A proud Kaurna man, born and raised in Adelaide’s northern suburbs, it was also important for James to find a way to give back to his community. This goal eventually led him to enrol in the Bachelor of Podiatry at UniSA with a focus on Aboriginal Health.

“I was a mature age student amongst mostly 19 and 20-year-olds, but I found an amazing mentor in Associate Professor Sara Jones who gave me on-going support and help. She also provided podiatry services to the Aboriginal community, which really resonated with me.”

“I worked hard and proudly graduated with a Bachelor of Podiatry, and continued into my Masters at UniSA.”

Dr Charles is just one of many students that were crucially helped along the way to graduation through UniSA’s scholarship program.

The University is proud of its legacy and commitment to equity as the university in South Australia with the highest rate of students from a disadvantaged background, successfully completing their degrees.

In fact, nearly 30 per cent of commencing students to UniSA come from an economically disadvantaged background.
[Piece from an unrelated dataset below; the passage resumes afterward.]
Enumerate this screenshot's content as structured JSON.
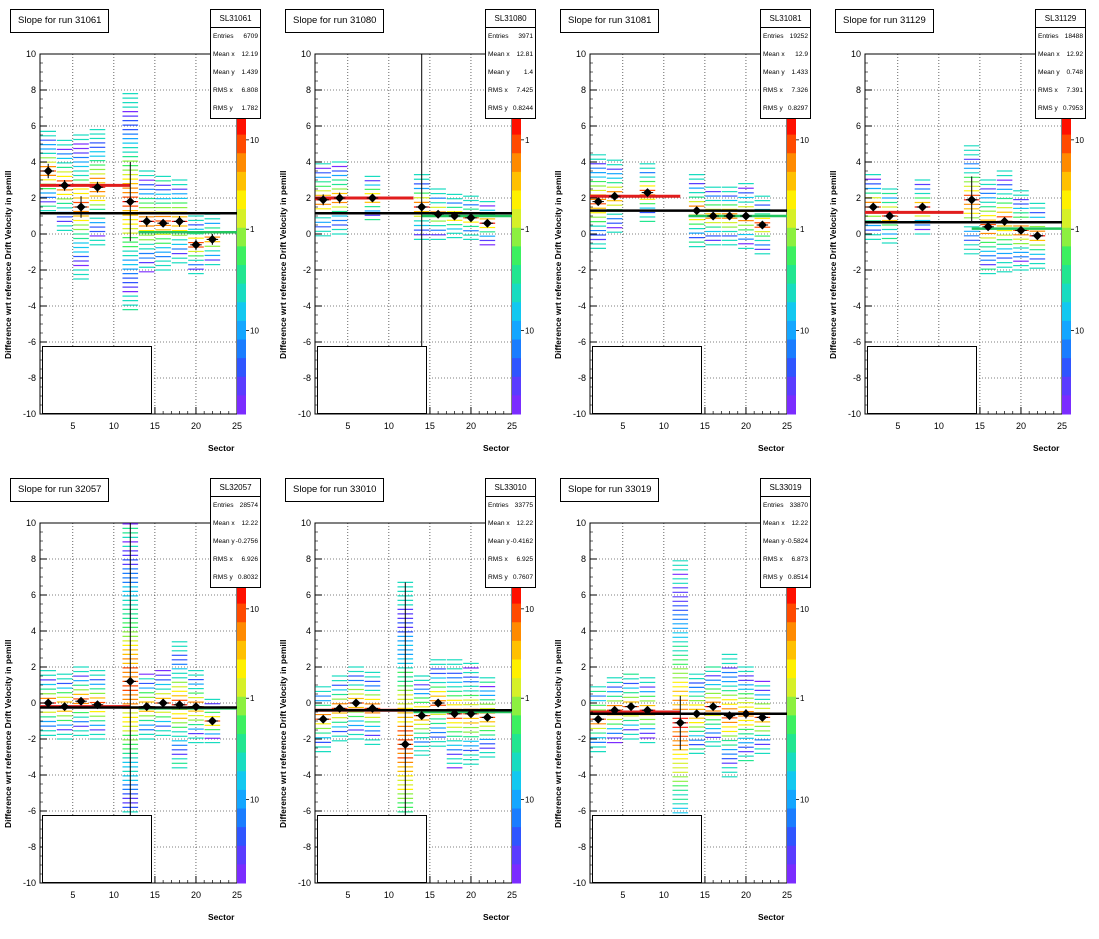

The University also receives more applications from students who qualified for the equity category than any other, so support from UniSA scholarship donors is more paramount than ever.

Now with the benefit of hindsight, James is also a passionate advocate for supporting university students with scholarships when they are struggling to make ends meet and complete their studies, as he was fortunate enough to receive several scholarships, including the Irene and David Davy Scholarship.
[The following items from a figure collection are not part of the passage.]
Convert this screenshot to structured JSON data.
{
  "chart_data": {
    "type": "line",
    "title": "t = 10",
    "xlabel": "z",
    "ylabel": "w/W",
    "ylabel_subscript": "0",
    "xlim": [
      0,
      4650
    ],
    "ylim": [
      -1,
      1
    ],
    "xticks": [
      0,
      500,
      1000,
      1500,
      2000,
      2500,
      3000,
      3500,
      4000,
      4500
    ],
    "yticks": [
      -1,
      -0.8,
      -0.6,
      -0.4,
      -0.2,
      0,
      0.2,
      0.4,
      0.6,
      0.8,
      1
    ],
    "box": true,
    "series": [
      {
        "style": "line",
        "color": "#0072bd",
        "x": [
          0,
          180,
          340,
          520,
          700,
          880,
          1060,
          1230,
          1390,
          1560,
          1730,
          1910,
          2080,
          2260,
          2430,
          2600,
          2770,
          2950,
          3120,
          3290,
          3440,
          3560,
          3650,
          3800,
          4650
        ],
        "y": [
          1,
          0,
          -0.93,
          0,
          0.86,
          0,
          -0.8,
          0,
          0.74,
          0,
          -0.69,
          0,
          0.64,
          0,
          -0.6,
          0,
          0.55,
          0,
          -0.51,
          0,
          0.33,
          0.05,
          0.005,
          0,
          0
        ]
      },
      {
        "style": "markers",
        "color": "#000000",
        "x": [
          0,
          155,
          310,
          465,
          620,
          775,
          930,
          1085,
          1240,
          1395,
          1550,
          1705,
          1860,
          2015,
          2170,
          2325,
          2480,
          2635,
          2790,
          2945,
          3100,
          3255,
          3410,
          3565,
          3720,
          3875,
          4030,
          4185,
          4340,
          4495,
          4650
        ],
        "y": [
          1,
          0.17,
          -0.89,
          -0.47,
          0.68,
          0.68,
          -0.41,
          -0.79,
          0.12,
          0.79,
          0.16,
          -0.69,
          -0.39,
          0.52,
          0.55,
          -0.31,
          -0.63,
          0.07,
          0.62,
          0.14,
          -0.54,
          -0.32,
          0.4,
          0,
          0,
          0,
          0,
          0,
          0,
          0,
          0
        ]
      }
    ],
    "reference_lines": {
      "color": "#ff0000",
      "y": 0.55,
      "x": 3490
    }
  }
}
As a father of five while completing his own studies, James is well aware of the additional stress that juggling multiple responsibilities can place on students.

“Without this financial support I know for a fact that I wouldn’t have been able to continue to study full-time, and I may not be where I am today without it.”

James says that knowing that these generous people, basically strangers, believed in him and wanted him to succeed was an additional motivation, “I am still in touch with the family who supported me and they have been following my success – I hope with pride knowing just how much their support made my career possible.”

Without the generosity of people like Irene and David Davy, the potential of countless individuals – like Dr James Charles – would not have been realised. When they succeed, we all succeed.

He is an inspiration for Aboriginal people, not only for his personal example of achievement, but also in the fantastic work he is doing to research and teach in his field. In 2008, he was the inaugural Chair of the Indigenous Allied Health Network and in 2017 he was named national NAIDOC Scholar of the Year.

Now an Associate Professor Indigenous Teaching and Education, and Coordinator Master of Public Health in the Institute of Koorie Education and the School of Medicine at Deakin University, James was also honoured this year for his outstanding achievements at the UniSA Alumni Awards.

“Sadly, Aboriginal people – especially those in rural and remote communities – are at higher risk of foot health problems than the general population.

“As part of my podiatry work, I was visiting clinics and community centres for Aboriginal people around Australia and I kept seeing the same types of problems. Through my research, and then my PhD, I found that Aboriginal people have high rates of equinus – reduced movement at the ankle – that can contribute to serious issues and lead to ulceration and amputation, especially as people get older and heavier.

“There were some academics who didn’t believe my suspicions that there is a genetic element which contributes to this problem – I was told poor foot health was ‘just a result of smoking and diabetes’.

“I am really glad I trusted my instincts and continued to focus on my work. Ultimately by trusting myself and staying dedicated to my education, I have been able to help so many people improve their health and wellbeing.

“Now I am also working as an academic supporting Aboriginal students studying health degrees. I see first-hand the wide barriers that students face and I know how challenging juggling study with work, family and life.”